Park's fierce political enemy backed for top probe job

Lee Jung-hee, right, who ran in the 2012 presidential election as a candidate from the now-defunct Unified Progressive Party (UPP), trades barbs with Park, a candidate from the ruling Saenuri Party, during a televised debate on Dec. 4, 2012. / Captured from YouTube

By Hong Dam-young, Park Si-soo

With politicians reaching a consensus on an independent counsel for the Choi Soon-sil scandal probe, attention is now on who will become captain of the 100-member investigation team.


Two names agreed by the ruling and opposition parties will be put on the table in coming days and scandal-plagued President Park Geun-hye will pick one. The selected special prosecutor will have an unfettered right to control the team for up to 120 days from mid-December, during which it will conduct a no-holds-barred investigation of allegations raised against Park and her arrested longtime confidant Choi Soon-sil.

A heated debate over the best candidate is raging and several names have been mentioned. But on social media one name is receiving much support: Lee Jung-hee.

Lee, 46, a graduate of Seoul National University's college of law and a certified attorney, is widely considered Park's biggest political foe who has deep-seated personal animosity toward the embattled head of state. Lee ran in the 2012 presidential election as a candidate from the now-defunct Unified Progressive Party (UPP), trading barbs with Park, a candidate from the ruling Saenuri Party.

Lee's animosity to Park was made public with a remark she made during a televised debate open to the top three candidates: “I joined the (presidential) race to make Park lose.”

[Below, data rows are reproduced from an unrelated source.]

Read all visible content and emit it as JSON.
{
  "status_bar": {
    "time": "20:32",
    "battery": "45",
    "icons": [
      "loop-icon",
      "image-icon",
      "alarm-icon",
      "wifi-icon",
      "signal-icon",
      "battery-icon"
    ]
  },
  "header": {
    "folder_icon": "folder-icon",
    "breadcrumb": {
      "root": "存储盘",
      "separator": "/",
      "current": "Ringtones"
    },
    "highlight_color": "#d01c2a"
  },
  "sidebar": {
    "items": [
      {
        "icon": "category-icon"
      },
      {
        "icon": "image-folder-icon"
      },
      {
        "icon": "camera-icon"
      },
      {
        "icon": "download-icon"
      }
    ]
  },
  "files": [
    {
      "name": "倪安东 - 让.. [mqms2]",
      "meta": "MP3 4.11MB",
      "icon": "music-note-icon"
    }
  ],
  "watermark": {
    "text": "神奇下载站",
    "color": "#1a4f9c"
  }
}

Lee Jung-hee, who was a chairwoman of the now-defunct Unified Progressive Party (UPP), holds a press interview with party members in front of the Constitutional Court in Jongro, downtown Seoul on Dec. 19, 2014. It was the day the court ordered the party to disband, after Park's administration labeled Lee's left-leaning party and its lawmakers “sympathizers” of the North Korean regime and filed a lawsuit to disband the party. / Korea Times file

Park fought back after being elected. Her administration labeled Lee's left-leaning party and its lawmakers “sympathizers” of the North Korean regime and filed a suit to disband the party. In December 2014, the Constitutional Court handed down a controversial ruling against the party. Lee has since kept a low profile.


The outpouring of support for Lee reflects deep-running distrust of a prosecution that is legally under Park's control.

Regardless of Lee's chances of being designated as a special prosecutor, netizens said she would be the “best fit” for the position.

“I want to see Lee giving the finishing blow to Park,” a netizen wrote. “Lee should be the best one to probe into Park's scandal and bring up the truth.”

But legal experts say Lee is unqualified, citing the minimum legal requirement of 15 years' field experience as either a judge or a prosecutor to become an independent counsel. Lee's experience does not meet the requirements. In addition, the law does not allow a person with experience of working for a political party to take the job for fear of a biased investigation.

Meanwhile, the planned special investigation will check a total of 15 allegations, including leaked presidential documents and confidential information given to Choi and her associates, and Choi's alleged abuse of her close ties to the President to extort money from big Korean companies.

The ruling and opposition parties have agreed to pass a bill establishing the independent counsel during a plenary session Thursday. The agreement follows the biggest anti-president rally in decades on Saturday, where nearly a million protesters gathered in central Seoul to demand Park's resignation and a thorough investigation of the scandal.